Sgt Rock: The Prophecy

I love Joe Kubert Sgt Rock stories.  For one thing, it's always easy to tell who in Easy is going to die.  No cool nickname?  Not one of the regulars in the squad?  You're toast.  It's like wearing a red uniform in the old Star Trek.  More reliable than that, actually.

Another reason to love these kinds of stories is that Kubert doesn't go in for never ending plot entanglements.  In the golden days when I read these stories in single issues there would be several separate, distinct stories in a single issue, especially if you got an 80 page giant.  Concise story telling.  A lost art too often now.  And the thing is, a lot of those stories still stick with me.  I just noticed a small pile of the old comics I'd get as a kid where the covers had been ripped off and a bunch of them sold on the cheap in a pack.  Lots of those great old anti-war war comics.

Originally published in 2006 as a six issue series, I picked up the 2007 trade recently.  I'm fairly sure that Kubert could have told the same story in a single issue if he was so inclined, but he stretched it a bit.  It's a good story, mind you, but it filled out with more character exporation of the other guys in Easy than you would usually see in the old books.  A lot of that kind of character exploration would have been handled in a stand alone story featuring someone like Bulldozer or Ice Cream Soldier in those old books.  So even when Kubert was filling in extra story that might not be necessary to the main arc, he was still adding relevant information about his cast and not just tripping down some side road.

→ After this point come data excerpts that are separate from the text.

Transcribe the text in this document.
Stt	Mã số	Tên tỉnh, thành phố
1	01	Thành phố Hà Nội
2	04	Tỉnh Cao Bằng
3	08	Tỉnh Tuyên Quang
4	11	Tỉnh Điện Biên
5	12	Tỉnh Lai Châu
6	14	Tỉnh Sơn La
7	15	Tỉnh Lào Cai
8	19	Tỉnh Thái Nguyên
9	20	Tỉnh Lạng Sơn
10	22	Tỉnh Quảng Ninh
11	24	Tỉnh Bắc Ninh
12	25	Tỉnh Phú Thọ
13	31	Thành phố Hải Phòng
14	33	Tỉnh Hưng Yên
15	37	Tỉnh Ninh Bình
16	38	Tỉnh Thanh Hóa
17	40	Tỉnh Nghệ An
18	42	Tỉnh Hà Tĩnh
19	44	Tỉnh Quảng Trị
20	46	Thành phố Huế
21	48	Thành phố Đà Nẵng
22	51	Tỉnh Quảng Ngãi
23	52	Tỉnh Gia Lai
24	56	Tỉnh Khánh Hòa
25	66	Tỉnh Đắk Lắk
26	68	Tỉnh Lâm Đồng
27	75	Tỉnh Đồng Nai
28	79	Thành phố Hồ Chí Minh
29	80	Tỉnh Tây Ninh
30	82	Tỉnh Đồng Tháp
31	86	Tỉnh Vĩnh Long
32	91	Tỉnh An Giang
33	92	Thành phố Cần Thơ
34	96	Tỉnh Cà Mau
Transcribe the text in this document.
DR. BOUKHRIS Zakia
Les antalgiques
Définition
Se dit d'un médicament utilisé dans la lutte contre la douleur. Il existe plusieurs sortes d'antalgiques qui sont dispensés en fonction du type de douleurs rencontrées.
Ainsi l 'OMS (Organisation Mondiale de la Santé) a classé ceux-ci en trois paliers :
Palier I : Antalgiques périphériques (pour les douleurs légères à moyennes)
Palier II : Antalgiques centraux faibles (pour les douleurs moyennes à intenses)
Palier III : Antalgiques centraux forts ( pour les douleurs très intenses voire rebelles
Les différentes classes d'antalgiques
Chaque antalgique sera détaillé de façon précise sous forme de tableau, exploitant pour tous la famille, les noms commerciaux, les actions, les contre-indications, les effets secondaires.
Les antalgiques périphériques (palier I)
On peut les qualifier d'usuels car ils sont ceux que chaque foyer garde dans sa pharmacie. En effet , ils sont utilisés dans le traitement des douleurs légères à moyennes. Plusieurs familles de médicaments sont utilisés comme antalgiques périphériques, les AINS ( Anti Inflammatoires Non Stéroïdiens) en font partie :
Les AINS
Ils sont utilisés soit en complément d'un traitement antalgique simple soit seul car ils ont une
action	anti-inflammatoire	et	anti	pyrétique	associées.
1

The story itself is a curious one, but it's the sort of off the wall I expect from Kubert's Rock.  A
secret mission takes Easy from fighting in Italy to the Baltics to retrieve a prophecy that might shorten the war.  Of course, the prophecy is more like a Jewish messiah of sorts, last survivor of once burgeoning Jewish population in the area.  We have hard bitten partisans aiding Rock and Easy, with some questionable loyalties, or rather questions as to what they're loyal.  Nasty, betraying neighbors rear their heads, too.

After wiping out a good number of Nazis and losing the hapless new guys in Easy, we end up with a successful mission and a bit of a reminder for me.  When the prophecy is taken out by helicopter I thought, wait a minute, helicopters in 1943?  A little research later and sure enought there were about 700 of them in use during WWII. 

Of course, a successful mission for Rock doesn't mean a shortening of the war.  It just means they got the guy out and he might shorten the war.